Now, don’t get me started….
I am typing with trembling hands and gritted teeth as I try to calm an all-consuming impotent rage.
This is the final week of life as I and countless thousands of others know it in West London. The countdown is ticking before the man whose name I can only snarl – lying, sneering Ken Livingston – lets loose his latest con to cause mass-scale disruption and frustration to everyday folk doing their best to get on in this unforgiving city. I am referring, of course, to the Western CON-gestion Charge Extension Zone.
I don’t know what to do with my anger, so all I am left with is to spit a few pitiful pars into the ether. Quietly, in my head, I want to start a revolution, inspire the mob to destroy the cameras and bring this imminent fiasco to an abrupt end, but how can you do that? I have been on the marches, written the letters, filled out the questionnaires. Nada. No-one, least of all, King Ken Con, could give a flying toss. It is all about to happen, despite the opposition and agreed wisdom that it is pure folly.
The thing is, I am actually on the upside of this mess. I live inside the zone – you know, in “rich” Chelsea – so I will get the 90% residents discount. I am lucky. So, what are you complaining about, I hear you ask? Ugh! Just everything about this scheme’s appalling undemocratic implementation. Then there is the physical and psychological stuff – those ugly, sinister cameras that have gone up all over the borough, about to watch you, take your picture, monitor your life; those big fat ugly red “C’s” burnt into the roads; the big ugly red warning signs drilled into the pavements; the big fat ugly queues of cars that will squeeze into the few side streets available to escape the charge; then the big fat ugly car park that will soon be on the few roads looping the zone. All because Ken Con said it should be so. How I loathe his power.
I feel exasperated that yet more expensive bureaucracy is about to blight my life. The days when I could pop up in the car to my bank on the Kings Road, the shoe shop, or the library with only the traffic and the lottery of finding a parking space to worry about are gone. Now I will have to be organised and pay the charge in advance, or remember to pay it later. How many times will I forget and cop a hefty fine? And because I live right by the no-charge loop, it will take me forever to get past the seething, desperate souls trying to avoid the eight quid charge. Arghh. As if life isn’t irritating enough.

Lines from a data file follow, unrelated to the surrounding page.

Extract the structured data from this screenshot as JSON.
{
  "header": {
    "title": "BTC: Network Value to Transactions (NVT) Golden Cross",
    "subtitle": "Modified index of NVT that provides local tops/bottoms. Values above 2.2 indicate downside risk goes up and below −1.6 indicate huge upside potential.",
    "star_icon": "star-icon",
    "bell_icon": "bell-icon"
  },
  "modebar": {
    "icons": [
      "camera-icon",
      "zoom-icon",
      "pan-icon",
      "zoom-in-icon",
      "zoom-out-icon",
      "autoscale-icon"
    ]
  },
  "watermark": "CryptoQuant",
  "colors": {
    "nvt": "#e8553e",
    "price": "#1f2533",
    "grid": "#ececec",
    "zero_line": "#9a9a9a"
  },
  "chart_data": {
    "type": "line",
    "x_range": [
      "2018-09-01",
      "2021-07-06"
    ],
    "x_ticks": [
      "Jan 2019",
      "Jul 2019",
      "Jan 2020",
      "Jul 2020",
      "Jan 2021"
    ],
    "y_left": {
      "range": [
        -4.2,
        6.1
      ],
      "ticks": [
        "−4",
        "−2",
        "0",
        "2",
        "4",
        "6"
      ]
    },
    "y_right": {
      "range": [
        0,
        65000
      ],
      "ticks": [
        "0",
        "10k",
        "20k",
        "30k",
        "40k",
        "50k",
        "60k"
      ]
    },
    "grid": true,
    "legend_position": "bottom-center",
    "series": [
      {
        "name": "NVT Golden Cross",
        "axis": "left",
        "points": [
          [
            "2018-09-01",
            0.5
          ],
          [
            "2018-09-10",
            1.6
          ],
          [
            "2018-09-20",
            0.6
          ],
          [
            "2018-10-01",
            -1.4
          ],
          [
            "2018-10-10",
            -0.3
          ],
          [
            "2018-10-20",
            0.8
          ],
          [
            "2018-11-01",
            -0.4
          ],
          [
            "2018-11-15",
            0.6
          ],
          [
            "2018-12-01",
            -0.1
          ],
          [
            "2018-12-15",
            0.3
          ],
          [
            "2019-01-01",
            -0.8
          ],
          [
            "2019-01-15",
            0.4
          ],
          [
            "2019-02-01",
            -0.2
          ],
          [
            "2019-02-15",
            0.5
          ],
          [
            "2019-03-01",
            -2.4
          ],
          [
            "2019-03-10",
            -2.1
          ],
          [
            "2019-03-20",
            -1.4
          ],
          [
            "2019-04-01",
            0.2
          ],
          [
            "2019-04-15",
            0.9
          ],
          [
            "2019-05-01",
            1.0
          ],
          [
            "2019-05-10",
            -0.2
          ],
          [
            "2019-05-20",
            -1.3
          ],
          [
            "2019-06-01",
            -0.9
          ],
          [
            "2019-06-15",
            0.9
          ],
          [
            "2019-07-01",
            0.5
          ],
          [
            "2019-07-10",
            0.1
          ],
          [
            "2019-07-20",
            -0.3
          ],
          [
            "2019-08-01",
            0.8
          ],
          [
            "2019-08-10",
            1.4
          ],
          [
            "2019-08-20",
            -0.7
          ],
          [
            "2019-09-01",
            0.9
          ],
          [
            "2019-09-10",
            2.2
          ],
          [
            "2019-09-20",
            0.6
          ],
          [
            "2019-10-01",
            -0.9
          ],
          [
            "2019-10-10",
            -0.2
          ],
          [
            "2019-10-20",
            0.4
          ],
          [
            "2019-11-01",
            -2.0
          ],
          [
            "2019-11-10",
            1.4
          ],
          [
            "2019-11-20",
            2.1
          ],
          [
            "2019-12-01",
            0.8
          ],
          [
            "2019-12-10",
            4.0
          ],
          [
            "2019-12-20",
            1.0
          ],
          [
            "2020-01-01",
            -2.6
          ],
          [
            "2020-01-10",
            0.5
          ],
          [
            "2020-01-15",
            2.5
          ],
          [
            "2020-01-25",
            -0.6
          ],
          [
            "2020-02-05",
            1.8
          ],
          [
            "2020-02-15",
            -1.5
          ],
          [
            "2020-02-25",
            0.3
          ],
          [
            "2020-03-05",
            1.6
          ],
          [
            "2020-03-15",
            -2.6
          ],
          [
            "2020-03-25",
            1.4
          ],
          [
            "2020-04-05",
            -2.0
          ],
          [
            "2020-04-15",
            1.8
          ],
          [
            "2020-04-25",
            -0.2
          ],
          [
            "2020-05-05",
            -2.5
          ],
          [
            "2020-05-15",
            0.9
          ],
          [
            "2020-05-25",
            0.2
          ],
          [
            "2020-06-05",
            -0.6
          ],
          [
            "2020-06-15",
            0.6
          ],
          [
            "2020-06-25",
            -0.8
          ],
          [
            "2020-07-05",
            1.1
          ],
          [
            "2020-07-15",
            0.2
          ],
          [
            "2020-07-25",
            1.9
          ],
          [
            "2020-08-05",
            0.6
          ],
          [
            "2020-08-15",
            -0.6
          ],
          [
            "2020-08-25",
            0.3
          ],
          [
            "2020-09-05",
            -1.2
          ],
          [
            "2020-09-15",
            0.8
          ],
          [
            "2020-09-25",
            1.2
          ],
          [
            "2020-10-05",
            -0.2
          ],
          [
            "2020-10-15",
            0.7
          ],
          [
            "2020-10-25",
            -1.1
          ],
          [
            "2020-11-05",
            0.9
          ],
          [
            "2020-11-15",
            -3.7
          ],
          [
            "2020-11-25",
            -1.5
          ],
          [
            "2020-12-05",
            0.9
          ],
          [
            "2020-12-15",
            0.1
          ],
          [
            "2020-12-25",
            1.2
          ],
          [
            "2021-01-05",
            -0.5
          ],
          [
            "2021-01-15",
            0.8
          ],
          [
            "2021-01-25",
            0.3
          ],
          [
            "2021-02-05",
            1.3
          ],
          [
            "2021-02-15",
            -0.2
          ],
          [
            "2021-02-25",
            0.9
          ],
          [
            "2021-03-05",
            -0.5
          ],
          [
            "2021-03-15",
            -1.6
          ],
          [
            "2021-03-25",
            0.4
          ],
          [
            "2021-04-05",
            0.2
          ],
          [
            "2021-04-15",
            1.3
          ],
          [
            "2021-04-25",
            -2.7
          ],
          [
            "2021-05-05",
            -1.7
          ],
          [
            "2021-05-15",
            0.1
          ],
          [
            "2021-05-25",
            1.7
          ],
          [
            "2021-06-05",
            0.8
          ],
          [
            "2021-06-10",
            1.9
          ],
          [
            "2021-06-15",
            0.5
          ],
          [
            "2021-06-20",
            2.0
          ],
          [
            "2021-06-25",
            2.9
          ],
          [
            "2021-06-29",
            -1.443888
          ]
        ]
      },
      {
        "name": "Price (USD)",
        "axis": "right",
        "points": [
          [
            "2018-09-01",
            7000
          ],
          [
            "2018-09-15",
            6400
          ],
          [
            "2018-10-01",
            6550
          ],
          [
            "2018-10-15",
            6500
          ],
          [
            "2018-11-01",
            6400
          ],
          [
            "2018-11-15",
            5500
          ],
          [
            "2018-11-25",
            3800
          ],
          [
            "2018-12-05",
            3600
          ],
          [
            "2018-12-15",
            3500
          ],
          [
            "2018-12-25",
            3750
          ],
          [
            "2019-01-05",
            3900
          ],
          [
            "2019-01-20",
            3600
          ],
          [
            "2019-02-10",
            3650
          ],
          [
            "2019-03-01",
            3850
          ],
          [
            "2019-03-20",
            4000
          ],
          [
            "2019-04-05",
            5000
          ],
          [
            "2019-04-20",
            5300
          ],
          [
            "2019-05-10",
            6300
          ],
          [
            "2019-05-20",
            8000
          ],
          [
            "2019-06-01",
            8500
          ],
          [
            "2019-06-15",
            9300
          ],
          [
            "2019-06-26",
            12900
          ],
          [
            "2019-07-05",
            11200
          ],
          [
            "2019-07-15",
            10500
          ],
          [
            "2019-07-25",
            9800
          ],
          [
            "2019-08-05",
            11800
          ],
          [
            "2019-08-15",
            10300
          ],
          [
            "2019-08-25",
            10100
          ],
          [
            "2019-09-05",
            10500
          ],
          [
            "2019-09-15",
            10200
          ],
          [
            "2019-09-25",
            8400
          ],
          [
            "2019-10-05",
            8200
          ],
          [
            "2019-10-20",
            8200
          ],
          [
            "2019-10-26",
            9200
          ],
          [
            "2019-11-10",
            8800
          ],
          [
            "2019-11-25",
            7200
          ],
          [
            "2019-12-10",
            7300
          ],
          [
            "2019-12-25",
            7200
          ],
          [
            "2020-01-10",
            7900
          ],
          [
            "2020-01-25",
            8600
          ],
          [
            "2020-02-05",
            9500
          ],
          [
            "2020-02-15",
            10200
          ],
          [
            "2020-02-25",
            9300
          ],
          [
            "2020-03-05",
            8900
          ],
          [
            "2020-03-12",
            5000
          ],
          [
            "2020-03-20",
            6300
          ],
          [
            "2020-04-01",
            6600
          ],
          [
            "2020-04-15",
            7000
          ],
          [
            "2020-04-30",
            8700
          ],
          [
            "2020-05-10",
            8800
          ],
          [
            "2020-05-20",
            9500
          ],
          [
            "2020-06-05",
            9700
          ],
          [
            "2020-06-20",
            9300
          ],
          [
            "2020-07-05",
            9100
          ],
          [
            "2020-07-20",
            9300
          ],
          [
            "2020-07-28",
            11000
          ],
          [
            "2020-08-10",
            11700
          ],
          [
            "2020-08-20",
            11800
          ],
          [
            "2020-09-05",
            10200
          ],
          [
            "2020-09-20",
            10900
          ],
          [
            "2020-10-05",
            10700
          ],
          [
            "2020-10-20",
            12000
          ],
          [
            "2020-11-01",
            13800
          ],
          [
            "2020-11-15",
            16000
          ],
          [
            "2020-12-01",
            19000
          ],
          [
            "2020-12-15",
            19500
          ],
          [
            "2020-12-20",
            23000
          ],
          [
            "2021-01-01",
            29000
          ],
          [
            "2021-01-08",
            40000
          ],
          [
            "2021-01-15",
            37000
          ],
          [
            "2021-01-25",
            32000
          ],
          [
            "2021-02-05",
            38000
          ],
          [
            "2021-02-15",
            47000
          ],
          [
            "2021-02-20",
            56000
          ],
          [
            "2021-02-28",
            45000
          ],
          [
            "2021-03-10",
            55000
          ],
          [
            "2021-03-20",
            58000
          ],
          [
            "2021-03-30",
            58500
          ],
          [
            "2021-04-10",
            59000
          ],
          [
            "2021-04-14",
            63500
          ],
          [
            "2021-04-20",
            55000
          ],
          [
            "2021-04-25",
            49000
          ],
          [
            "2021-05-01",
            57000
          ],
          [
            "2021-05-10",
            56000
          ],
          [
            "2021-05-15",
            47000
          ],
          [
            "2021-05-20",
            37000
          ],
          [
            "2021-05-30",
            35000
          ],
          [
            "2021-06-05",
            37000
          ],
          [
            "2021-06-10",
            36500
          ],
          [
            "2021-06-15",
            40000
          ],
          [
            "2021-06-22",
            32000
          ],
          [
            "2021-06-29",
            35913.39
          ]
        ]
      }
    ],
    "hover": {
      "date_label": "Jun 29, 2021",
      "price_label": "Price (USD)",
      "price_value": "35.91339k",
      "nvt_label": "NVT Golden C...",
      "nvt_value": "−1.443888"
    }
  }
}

Hell, it pisses me off. Oh, and one more thing. You know the 90% discount us residents get? Well, that’s a lie, too. They won’t let you pay 80p to go into the zone once. Oh, no, they say it’s not possible to account for such a small sum. It’s not viable. Huh, and this from a company that can photograph and bill thousands upon thousands of cars in the blink of an eye. No, us residents, have to buy five day’s worth at £4 quid.
Well, I don’t want drive into the zone every day, so my quick trip up the road will now cost four quid and some planning and care just so I don’t screw up. Handy, all that. ******* *****.